If there is nothing to restore, the database will not start.

This is why you have to init your database first to create the starting point for the recovery.

Fine-tuning the connection between pgBackRest and your S3 may take some time and be tricky. Check logs in your postgres-operator namespace to see what’s going on. If you see error code 37 or 39, it means that the S3 connection didn’t work (anything from wrong keys, secrets, bucket, policies, regions etc).

Debug it by creating stanza manually:

kubectl exec -n database your-project-db-repo-host-0 -c pgbackrest -- pgbackrest stanza-create --log-level-console=debug

Be patient. If you configured everything properly, it still will take a while before your cluster is up and running after a recovery (it takes around 3 minutes for me before I see postgres pods up). Watch pods in your namespace to see what’s going on.

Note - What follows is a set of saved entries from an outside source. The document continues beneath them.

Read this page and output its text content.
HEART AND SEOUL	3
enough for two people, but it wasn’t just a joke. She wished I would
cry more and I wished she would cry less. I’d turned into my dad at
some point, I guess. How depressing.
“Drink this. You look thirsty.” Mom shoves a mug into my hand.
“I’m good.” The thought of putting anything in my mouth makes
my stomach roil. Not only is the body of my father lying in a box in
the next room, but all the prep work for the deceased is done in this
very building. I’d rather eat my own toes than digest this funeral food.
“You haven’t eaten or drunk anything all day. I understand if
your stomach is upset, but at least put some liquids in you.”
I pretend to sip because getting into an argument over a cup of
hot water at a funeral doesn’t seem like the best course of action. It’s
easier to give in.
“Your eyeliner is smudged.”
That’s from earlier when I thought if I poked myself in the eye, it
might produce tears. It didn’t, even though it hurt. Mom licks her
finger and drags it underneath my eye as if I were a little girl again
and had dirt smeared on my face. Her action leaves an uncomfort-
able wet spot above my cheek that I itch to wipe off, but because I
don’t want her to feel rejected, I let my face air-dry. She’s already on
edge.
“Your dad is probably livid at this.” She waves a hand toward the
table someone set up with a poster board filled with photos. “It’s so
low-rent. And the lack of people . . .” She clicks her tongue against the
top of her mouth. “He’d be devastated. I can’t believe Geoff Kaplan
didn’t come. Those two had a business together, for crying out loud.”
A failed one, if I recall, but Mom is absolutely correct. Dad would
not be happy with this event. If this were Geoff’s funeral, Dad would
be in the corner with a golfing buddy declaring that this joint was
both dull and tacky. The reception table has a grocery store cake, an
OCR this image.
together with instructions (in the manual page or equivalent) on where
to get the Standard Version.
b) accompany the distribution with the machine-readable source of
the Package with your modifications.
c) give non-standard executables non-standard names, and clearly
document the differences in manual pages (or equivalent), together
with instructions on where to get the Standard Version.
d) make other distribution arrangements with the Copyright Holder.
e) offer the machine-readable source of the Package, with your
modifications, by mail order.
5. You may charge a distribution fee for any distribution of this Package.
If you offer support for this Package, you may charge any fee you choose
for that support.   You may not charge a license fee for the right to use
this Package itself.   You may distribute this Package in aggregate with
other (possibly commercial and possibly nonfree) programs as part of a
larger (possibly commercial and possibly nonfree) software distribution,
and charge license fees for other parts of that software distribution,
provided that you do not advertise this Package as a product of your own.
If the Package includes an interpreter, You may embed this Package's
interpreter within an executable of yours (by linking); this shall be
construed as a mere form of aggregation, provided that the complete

If you init database with a S3 bucket that already contains backups - they will be deleted!

Make sure to use versioning in your S3 bucket!

Conclusion​

By wrapping the Crunchy Data Postgres Operator in Ansible, you transform a series of manual commands into a robust, version-controlled, and automated system. This pattern provides a single source of truth for your database infrastructure, codifies dependencies, manages secrets securely, and handles the full lifecycle from initial provisioning to disaster recovery. This approach significantly reduces the risk of configuration drift and manual error, providing the reliability required for production workloads on Kubernetes.